Feedback is also a big part of growing in the gift of prophecy and there is no formula for it, according to Sensenig.
“Be who you are and don’t compare yourself to others,” Sensenig said.
Finally, Sensenig told the audience not to take offense. Instead, go after love as if their life depended on it and to pursue prophecy as it can shift a person’s life. It takes faith, which creates a space for miracles, Sensenig said.
At the end of the conference, Sensenig had the audience find a partner and practice prophesying. She instructed each person to pick a color and an object in the room. Then people prophesied what each signifies in their partner’s life. Many people related to each of the prophecies spoken about their lives.
“The word that God gave my partner was actually affirmed by another prophetic word a month earlier,” said Lauren Vansteenvoort, 36, of Elverson. “It’s encouraging the way that God continues to pursue us as he speaks to us.”
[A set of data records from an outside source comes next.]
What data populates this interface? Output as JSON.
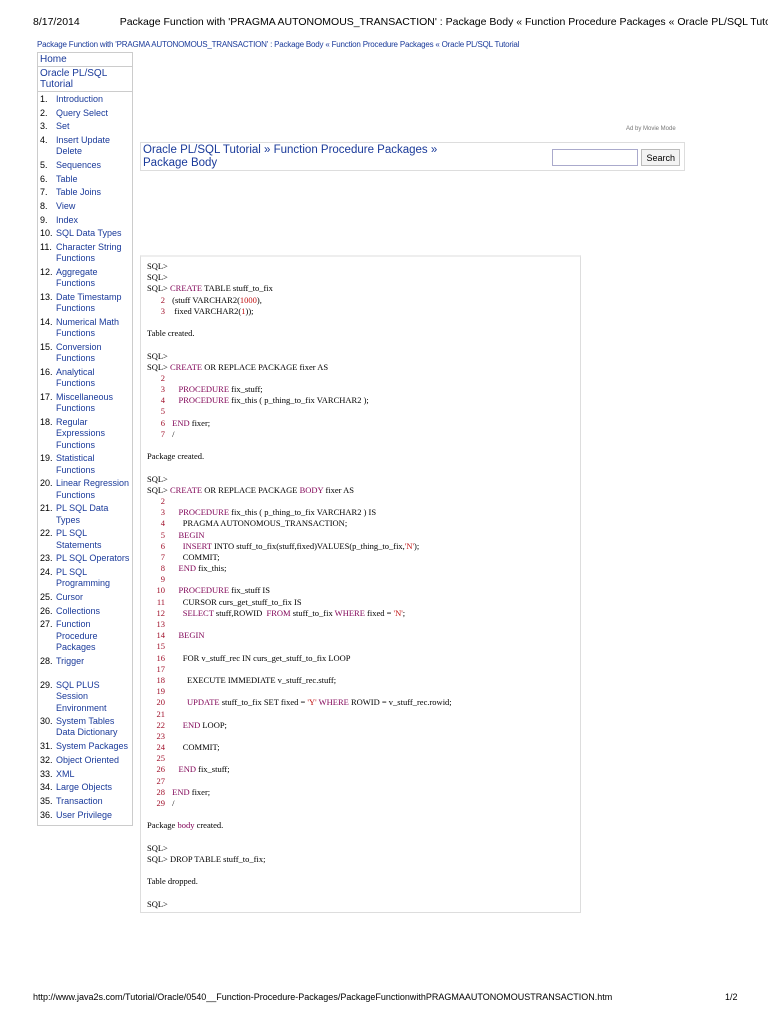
{
  "print_header": {
    "date": "8/17/2014",
    "title": "Package Function with 'PRAGMA AUTONOMOUS_TRANSACTION' : Package Body « Function Procedure Packages « Oracle PL/SQL Tutorial"
  },
  "top_link": "Package Function with 'PRAGMA AUTONOMOUS_TRANSACTION' : Package Body « Function Procedure Packages « Oracle PL/SQL Tutorial",
  "sidebar": {
    "home": "Home",
    "section": "Oracle PL/SQL Tutorial",
    "items": [
      {
        "n": "1.",
        "l": "Introduction"
      },
      {
        "n": "2.",
        "l": "Query Select"
      },
      {
        "n": "3.",
        "l": "Set"
      },
      {
        "n": "4.",
        "l": "Insert Update Delete"
      },
      {
        "n": "5.",
        "l": "Sequences"
      },
      {
        "n": "6.",
        "l": "Table"
      },
      {
        "n": "7.",
        "l": "Table Joins"
      },
      {
        "n": "8.",
        "l": "View"
      },
      {
        "n": "9.",
        "l": "Index"
      },
      {
        "n": "10.",
        "l": "SQL Data Types"
      },
      {
        "n": "11.",
        "l": "Character String Functions"
      },
      {
        "n": "12.",
        "l": "Aggregate Functions"
      },
      {
        "n": "13.",
        "l": "Date Timestamp Functions"
      },
      {
        "n": "14.",
        "l": "Numerical Math Functions"
      },
      {
        "n": "15.",
        "l": "Conversion Functions"
      },
      {
        "n": "16.",
        "l": "Analytical Functions"
      },
      {
        "n": "17.",
        "l": "Miscellaneous Functions"
      },
      {
        "n": "18.",
        "l": "Regular Expressions Functions"
      },
      {
        "n": "19.",
        "l": "Statistical Functions"
      },
      {
        "n": "20.",
        "l": "Linear Regression Functions"
      },
      {
        "n": "21.",
        "l": "PL SQL Data Types"
      },
      {
        "n": "22.",
        "l": "PL SQL Statements"
      },
      {
        "n": "23.",
        "l": "PL SQL Operators"
      },
      {
        "n": "24.",
        "l": "PL SQL Programming"
      },
      {
        "n": "25.",
        "l": "Cursor"
      },
      {
        "n": "26.",
        "l": "Collections"
      },
      {
        "n": "27.",
        "l": "Function Procedure Packages"
      },
      {
        "n": "28.",
        "l": "Trigger"
      },
      {
        "n": "29.",
        "l": "SQL PLUS Session Environment"
      },
      {
        "n": "30.",
        "l": "System Tables Data Dictionary"
      },
      {
        "n": "31.",
        "l": "System Packages"
      },
      {
        "n": "32.",
        "l": "Object Oriented"
      },
      {
        "n": "33.",
        "l": "XML"
      },
      {
        "n": "34.",
        "l": "Large Objects"
      },
      {
        "n": "35.",
        "l": "Transaction"
      },
      {
        "n": "36.",
        "l": "User Privilege"
      }
    ]
  },
  "ad_label": "Ad by Movie Mode",
  "breadcrumb": "Oracle PL/SQL Tutorial » Function Procedure Packages » Package Body",
  "search": {
    "value": "",
    "button": "Search"
  },
  "code": [
    {
      "s": [
        [
          "SQL>"
        ]
      ]
    },
    {
      "s": [
        [
          "SQL>"
        ]
      ]
    },
    {
      "s": [
        [
          "SQL> "
        ],
        [
          "CREATE",
          "k"
        ],
        [
          " TABLE stuff_to_fix"
        ]
      ]
    },
    {
      "n": "2",
      "s": [
        [
          " (stuff VARCHAR2("
        ],
        [
          "1000",
          "n"
        ],
        [
          "),"
        ]
      ]
    },
    {
      "n": "3",
      "s": [
        [
          "  fixed VARCHAR2("
        ],
        [
          "1",
          "n"
        ],
        [
          "));"
        ]
      ]
    },
    {
      "s": [
        [
          ""
        ]
      ]
    },
    {
      "s": [
        [
          "Table created."
        ]
      ]
    },
    {
      "s": [
        [
          ""
        ]
      ]
    },
    {
      "s": [
        [
          "SQL>"
        ]
      ]
    },
    {
      "s": [
        [
          "SQL> "
        ],
        [
          "CREATE",
          "k"
        ],
        [
          " OR REPLACE PACKAGE fixer AS"
        ]
      ]
    },
    {
      "n": "2",
      "s": [
        [
          ""
        ]
      ]
    },
    {
      "n": "3",
      "s": [
        [
          "    "
        ],
        [
          "PROCEDURE",
          "k"
        ],
        [
          " fix_stuff;"
        ]
      ]
    },
    {
      "n": "4",
      "s": [
        [
          "    "
        ],
        [
          "PROCEDURE",
          "k"
        ],
        [
          " fix_this ( p_thing_to_fix VARCHAR2 );"
        ]
      ]
    },
    {
      "n": "5",
      "s": [
        [
          ""
        ]
      ]
    },
    {
      "n": "6",
      "s": [
        [
          " "
        ],
        [
          "END",
          "k"
        ],
        [
          " fixer;"
        ]
      ]
    },
    {
      "n": "7",
      "s": [
        [
          " /"
        ]
      ]
    },
    {
      "s": [
        [
          ""
        ]
      ]
    },
    {
      "s": [
        [
          "Package created."
        ]
      ]
    },
    {
      "s": [
        [
          ""
        ]
      ]
    },
    {
      "s": [
        [
          "SQL>"
        ]
      ]
    },
    {
      "s": [
        [
          "SQL> "
        ],
        [
          "CREATE",
          "k"
        ],
        [
          " OR REPLACE PACKAGE "
        ],
        [
          "BODY",
          "k"
        ],
        [
          " fixer AS"
        ]
      ]
    },
    {
      "n": "2",
      "s": [
        [
          ""
        ]
      ]
    },
    {
      "n": "3",
      "s": [
        [
          "    "
        ],
        [
          "PROCEDURE",
          "k"
        ],
        [
          " fix_this ( p_thing_to_fix VARCHAR2 ) IS"
        ]
      ]
    },
    {
      "n": "4",
      "s": [
        [
          "      PRAGMA AUTONOMOUS_TRANSACTION;"
        ]
      ]
    },
    {
      "n": "5",
      "s": [
        [
          "    "
        ],
        [
          "BEGIN",
          "k"
        ]
      ]
    },
    {
      "n": "6",
      "s": [
        [
          "      "
        ],
        [
          "INSERT",
          "k"
        ],
        [
          " INTO stuff_to_fix(stuff,fixed)VALUES(p_thing_to_fix,"
        ],
        [
          "'N'",
          "s"
        ],
        [
          ");"
        ]
      ]
    },
    {
      "n": "7",
      "s": [
        [
          "      COMMIT;"
        ]
      ]
    },
    {
      "n": "8",
      "s": [
        [
          "    "
        ],
        [
          "END",
          "k"
        ],
        [
          " fix_this;"
        ]
      ]
    },
    {
      "n": "9",
      "s": [
        [
          ""
        ]
      ]
    },
    {
      "n": "10",
      "s": [
        [
          "    "
        ],
        [
          "PROCEDURE",
          "k"
        ],
        [
          " fix_stuff IS"
        ]
      ]
    },
    {
      "n": "11",
      "s": [
        [
          "      CURSOR curs_get_stuff_to_fix IS"
        ]
      ]
    },
    {
      "n": "12",
      "s": [
        [
          "      "
        ],
        [
          "SELECT",
          "k"
        ],
        [
          " stuff,ROWID  "
        ],
        [
          "FROM",
          "k"
        ],
        [
          " stuff_to_fix "
        ],
        [
          "WHERE",
          "k"
        ],
        [
          " fixed = "
        ],
        [
          "'N'",
          "s"
        ],
        [
          ";"
        ]
      ]
    },
    {
      "n": "13",
      "s": [
        [
          ""
        ]
      ]
    },
    {
      "n": "14",
      "s": [
        [
          "    "
        ],
        [
          "BEGIN",
          "k"
        ]
      ]
    },
    {
      "n": "15",
      "s": [
        [
          ""
        ]
      ]
    },
    {
      "n": "16",
      "s": [
        [
          "      FOR v_stuff_rec IN curs_get_stuff_to_fix LOOP"
        ]
      ]
    },
    {
      "n": "17",
      "s": [
        [
          ""
        ]
      ]
    },
    {
      "n": "18",
      "s": [
        [
          "        EXECUTE IMMEDIATE v_stuff_rec.stuff;"
        ]
      ]
    },
    {
      "n": "19",
      "s": [
        [
          ""
        ]
      ]
    },
    {
      "n": "20",
      "s": [
        [
          "        "
        ],
        [
          "UPDATE",
          "k"
        ],
        [
          " stuff_to_fix SET fixed = "
        ],
        [
          "'Y'",
          "s"
        ],
        [
          " "
        ],
        [
          "WHERE",
          "k"
        ],
        [
          " ROWID = v_stuff_rec.rowid;"
        ]
      ]
    },
    {
      "n": "21",
      "s": [
        [
          ""
        ]
      ]
    },
    {
      "n": "22",
      "s": [
        [
          "      "
        ],
        [
          "END",
          "k"
        ],
        [
          " LOOP;"
        ]
      ]
    },
    {
      "n": "23",
      "s": [
        [
          ""
        ]
      ]
    },
    {
      "n": "24",
      "s": [
        [
          "      COMMIT;"
        ]
      ]
    },
    {
      "n": "25",
      "s": [
        [
          ""
        ]
      ]
    },
    {
      "n": "26",
      "s": [
        [
          "    "
        ],
        [
          "END",
          "k"
        ],
        [
          " fix_stuff;"
        ]
      ]
    },
    {
      "n": "27",
      "s": [
        [
          ""
        ]
      ]
    },
    {
      "n": "28",
      "s": [
        [
          " "
        ],
        [
          "END",
          "k"
        ],
        [
          " fixer;"
        ]
      ]
    },
    {
      "n": "29",
      "s": [
        [
          " /"
        ]
      ]
    },
    {
      "s": [
        [
          ""
        ]
      ]
    },
    {
      "s": [
        [
          "Package "
        ],
        [
          "body",
          "k"
        ],
        [
          " created."
        ]
      ]
    },
    {
      "s": [
        [
          ""
        ]
      ]
    },
    {
      "s": [
        [
          "SQL>"
        ]
      ]
    },
    {
      "s": [
        [
          "SQL> DROP TABLE stuff_to_fix;"
        ]
      ]
    },
    {
      "s": [
        [
          ""
        ]
      ]
    },
    {
      "s": [
        [
          "Table dropped."
        ]
      ]
    },
    {
      "s": [
        [
          ""
        ]
      ]
    },
    {
      "s": [
        [
          "SQL>"
        ]
      ]
    }
  ],
  "footer": {
    "url": "http://www.java2s.com/Tutorial/Oracle/0540__Function-Procedure-Packages/PackageFunctionwithPRAGMAAUTONOMOUSTRANSACTION.htm",
    "page": "1/2"
  }
}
Dylan Anthony, 24, a DCCC biology major, is not a part of any religious sect, but feels he has a relationship and a connection with a higher power. Anthony claimed to have had a dream, after taking (the hallucinogenic) ayahuasca, which predicted his future and directed him to believe in prophecy.
“I think it’s just important to pay attention to the coincidences of your life,” Anthony said. “We’ll never have a factual answer as to yes or no at this point. Just go with your gut.”
The next women’s Restore gathering will meet Oct. 15, at 7 p.m. The community Restore will follow Nov. 5, at 7 p.m.